真鍮の潜水服を着て棘の藪を通り抜けた僕は、そのまま水底を歩き続け、やがて現れた丘を登って、遂に水から上がった。陸に上がった僕は潜水服を脱いだ。着るのと違い、脱ぐのは簡単だった。
ハンコヲオスヨ
声が聞こえた。
ミギテデカミヲセットシテネ
まただ。
ミギテヲハサマナイヨーニキヲツケテネ
変な声。機械の声だ。僕は声の主を探し、見つけた。ずっと離れた場所の白い壁。ソコにソレはいた。ハンコ押しロボット。壁から上半身が生えている。あとは壁の中だ。
ハンコヲオスヨ
また云った。僕は途中の芝生に散らばった白い紙を一枚拾って、ハンコ押しロボットの所に行く。
ミギテデカミヲセットシテネ
ハンコ押しロボットの顔は、開けた缶コーヒーの缶の上の部分に似ていた。
【きょうハンコをおしたおともだちは0にん】
ハンコ押しロボットの胸の電光掲示にそうある。横にスクロールし、止まって、点滅する。
ミギテヲハサマナイヨーニキヲツケテネ
僕はロボットのハンコの下に(ロボットの指示どおり右手で)紙を置いた。ハンコを持ったロボットの手がビクッと動いてピタッと止まる。そしてそのまま動かない。
壊れた?
イマオスヨ
大丈夫らしい。ハンコ押しロボットの腕がゆっくり下がる。手に持った丸い大きなハンコが紙に押しつけられて一瞬止まる。それから、そろそろと持ち上がる。

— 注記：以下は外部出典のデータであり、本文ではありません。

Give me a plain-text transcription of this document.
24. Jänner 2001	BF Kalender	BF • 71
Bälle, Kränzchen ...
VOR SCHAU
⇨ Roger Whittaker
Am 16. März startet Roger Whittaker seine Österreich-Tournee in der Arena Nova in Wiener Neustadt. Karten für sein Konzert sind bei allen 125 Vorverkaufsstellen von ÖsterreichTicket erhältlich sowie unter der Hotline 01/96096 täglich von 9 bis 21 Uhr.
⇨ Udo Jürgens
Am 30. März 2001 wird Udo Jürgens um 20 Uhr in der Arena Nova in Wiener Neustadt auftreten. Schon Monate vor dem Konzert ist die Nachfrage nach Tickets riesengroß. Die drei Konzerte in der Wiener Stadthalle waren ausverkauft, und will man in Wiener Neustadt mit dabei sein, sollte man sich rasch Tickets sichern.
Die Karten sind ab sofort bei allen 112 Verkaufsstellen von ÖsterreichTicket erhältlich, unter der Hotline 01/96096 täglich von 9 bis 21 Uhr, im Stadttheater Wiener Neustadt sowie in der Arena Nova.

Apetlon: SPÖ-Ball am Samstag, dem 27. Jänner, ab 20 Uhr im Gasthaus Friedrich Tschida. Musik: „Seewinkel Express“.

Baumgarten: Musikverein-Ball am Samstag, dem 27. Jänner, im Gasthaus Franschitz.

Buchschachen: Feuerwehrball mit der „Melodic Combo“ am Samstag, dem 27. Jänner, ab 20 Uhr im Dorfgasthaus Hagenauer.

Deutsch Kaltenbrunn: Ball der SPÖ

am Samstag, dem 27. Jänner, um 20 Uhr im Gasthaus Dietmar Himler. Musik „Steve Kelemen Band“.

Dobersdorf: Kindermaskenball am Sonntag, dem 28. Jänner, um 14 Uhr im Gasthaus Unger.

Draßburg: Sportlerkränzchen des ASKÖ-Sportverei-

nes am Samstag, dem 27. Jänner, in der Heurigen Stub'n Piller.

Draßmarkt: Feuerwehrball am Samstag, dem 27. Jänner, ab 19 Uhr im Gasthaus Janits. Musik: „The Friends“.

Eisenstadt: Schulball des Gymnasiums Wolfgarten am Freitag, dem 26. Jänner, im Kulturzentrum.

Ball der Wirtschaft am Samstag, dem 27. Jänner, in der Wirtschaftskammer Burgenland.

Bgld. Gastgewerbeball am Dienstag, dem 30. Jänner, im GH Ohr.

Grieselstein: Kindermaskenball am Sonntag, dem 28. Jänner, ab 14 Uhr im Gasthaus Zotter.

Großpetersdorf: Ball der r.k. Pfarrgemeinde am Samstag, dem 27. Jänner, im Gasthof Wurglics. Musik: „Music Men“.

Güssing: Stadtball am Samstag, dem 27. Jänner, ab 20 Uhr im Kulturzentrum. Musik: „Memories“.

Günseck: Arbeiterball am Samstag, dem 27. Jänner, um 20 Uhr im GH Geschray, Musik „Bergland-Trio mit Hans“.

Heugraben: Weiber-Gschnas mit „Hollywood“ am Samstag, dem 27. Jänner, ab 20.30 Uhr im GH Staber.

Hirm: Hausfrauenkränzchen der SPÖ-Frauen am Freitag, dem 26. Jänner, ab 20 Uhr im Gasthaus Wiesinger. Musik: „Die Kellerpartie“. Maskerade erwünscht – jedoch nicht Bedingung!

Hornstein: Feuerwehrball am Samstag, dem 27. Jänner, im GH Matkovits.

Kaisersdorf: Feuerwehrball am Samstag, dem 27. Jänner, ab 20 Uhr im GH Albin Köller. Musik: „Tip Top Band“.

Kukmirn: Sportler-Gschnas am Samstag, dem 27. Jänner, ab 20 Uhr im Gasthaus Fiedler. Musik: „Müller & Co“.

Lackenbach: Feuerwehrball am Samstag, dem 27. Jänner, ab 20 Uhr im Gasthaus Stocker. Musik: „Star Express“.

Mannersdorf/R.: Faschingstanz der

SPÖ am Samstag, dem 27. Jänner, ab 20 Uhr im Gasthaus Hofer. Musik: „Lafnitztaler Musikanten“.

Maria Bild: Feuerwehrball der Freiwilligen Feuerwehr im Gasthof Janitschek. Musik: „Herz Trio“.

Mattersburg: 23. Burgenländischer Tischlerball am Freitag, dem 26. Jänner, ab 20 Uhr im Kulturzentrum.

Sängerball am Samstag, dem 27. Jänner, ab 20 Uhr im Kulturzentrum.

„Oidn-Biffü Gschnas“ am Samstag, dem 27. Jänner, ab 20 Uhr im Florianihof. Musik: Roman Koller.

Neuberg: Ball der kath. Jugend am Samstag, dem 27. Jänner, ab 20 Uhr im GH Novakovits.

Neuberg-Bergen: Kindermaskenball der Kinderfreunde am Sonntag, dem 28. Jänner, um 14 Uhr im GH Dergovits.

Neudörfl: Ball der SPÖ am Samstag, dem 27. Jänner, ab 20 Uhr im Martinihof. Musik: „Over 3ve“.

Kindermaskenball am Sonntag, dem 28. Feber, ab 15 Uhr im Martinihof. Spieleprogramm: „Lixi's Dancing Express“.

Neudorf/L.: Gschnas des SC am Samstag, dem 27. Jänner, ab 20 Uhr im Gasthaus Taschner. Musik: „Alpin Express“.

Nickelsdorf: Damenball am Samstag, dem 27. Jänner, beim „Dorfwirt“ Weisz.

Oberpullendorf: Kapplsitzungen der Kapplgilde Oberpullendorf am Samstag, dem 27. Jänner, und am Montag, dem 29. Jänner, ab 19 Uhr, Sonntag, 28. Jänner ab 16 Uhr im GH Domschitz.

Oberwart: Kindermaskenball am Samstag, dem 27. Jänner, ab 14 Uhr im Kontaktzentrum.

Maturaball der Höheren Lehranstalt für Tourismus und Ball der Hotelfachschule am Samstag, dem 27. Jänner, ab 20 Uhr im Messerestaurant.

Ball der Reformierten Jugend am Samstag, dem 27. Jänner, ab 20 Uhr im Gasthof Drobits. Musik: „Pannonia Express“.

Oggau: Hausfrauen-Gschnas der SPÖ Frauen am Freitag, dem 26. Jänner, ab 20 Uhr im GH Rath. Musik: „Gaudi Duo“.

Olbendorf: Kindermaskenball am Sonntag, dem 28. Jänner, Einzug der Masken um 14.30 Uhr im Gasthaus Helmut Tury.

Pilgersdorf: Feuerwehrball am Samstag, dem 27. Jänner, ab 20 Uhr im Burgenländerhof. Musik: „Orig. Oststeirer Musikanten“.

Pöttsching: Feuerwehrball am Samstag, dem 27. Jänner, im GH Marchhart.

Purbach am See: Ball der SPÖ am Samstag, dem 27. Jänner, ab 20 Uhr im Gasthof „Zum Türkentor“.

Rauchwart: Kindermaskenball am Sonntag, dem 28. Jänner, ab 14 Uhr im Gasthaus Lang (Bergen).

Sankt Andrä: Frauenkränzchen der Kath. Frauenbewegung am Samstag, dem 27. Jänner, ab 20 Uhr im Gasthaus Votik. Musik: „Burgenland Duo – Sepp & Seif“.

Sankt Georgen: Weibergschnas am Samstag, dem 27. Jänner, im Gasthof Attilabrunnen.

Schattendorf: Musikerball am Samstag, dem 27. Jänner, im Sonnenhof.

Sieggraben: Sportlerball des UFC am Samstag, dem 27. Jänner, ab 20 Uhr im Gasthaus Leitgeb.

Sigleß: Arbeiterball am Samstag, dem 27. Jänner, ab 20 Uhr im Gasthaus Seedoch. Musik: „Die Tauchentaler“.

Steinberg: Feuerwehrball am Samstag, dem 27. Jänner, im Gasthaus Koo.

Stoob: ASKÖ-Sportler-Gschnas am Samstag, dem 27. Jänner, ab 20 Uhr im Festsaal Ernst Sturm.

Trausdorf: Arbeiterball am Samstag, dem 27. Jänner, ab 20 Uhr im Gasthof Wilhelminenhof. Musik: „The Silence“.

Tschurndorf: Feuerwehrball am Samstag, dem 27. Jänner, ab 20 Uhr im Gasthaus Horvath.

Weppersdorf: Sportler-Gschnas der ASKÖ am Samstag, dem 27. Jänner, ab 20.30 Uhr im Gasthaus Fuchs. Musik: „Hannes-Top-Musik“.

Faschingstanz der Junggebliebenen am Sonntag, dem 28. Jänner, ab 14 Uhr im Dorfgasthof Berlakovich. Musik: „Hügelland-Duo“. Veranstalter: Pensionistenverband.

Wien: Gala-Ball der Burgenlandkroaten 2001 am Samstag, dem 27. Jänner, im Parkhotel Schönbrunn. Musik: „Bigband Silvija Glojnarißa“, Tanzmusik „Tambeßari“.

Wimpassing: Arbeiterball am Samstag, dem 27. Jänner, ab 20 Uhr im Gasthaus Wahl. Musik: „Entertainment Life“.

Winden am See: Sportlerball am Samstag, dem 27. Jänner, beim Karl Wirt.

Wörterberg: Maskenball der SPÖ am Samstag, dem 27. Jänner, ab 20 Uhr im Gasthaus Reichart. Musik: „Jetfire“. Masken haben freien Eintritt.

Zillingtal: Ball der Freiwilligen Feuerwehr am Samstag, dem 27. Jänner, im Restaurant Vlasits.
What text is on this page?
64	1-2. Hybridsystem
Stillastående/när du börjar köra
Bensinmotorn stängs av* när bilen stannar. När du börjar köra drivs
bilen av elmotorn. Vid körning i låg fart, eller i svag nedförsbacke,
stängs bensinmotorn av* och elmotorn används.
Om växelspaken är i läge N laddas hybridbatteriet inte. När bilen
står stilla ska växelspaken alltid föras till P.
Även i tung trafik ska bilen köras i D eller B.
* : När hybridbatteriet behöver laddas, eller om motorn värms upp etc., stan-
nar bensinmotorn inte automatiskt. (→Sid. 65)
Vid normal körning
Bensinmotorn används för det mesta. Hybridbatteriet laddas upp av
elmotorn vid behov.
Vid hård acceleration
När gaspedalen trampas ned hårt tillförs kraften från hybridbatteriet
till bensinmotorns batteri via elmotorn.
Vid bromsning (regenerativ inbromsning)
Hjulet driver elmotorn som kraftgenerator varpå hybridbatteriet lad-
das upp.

ハンコにくっついて、紙が一緒に持ち上がる。
オシタヨ。カミヲトッテネ
僕はハンコにくっついてぶら下がっている紙を手に取った。見ると赤い文字でこうあった。
【却下】
電光掲示も【きょうハンコをおしたおともだちは0にん】のままだ。何かが間違っているのだ。僕は芝生に戻って別の紙を拾ってくる。そして、もう一度ロボットにハンコを押させた。
オシタヨ。カミヲトッテネ
結果は同じ。【却下】だ。
ちがう。芝生の紙はヒッカケだ。僕は手引き書を取り出した。
古来よりカミは肉体に宿ると云われています。
ミギテヲハサマナイヨーニキヲツケテネ
ロボットが繰り返す。そういうことか。しかし覚悟が要る。覚悟を決めた。僕は、右の掌をロボットの持つハンコの下に置いた。
イマオスヨ
機械の容赦ない圧力が僕の右の掌の皮膚の色を変え、中手骨を軋ませる。だがこれは、痛みではなく恐怖心との戦い。耐えろ。キンと音がして圧力が弱まった。ハンコがゆっくり持ち上がる。僕は掌に押されたハンコを確かめた。
【承認】
電光掲示の【おともだち】が1人に増え、遠くで歓声が上がった。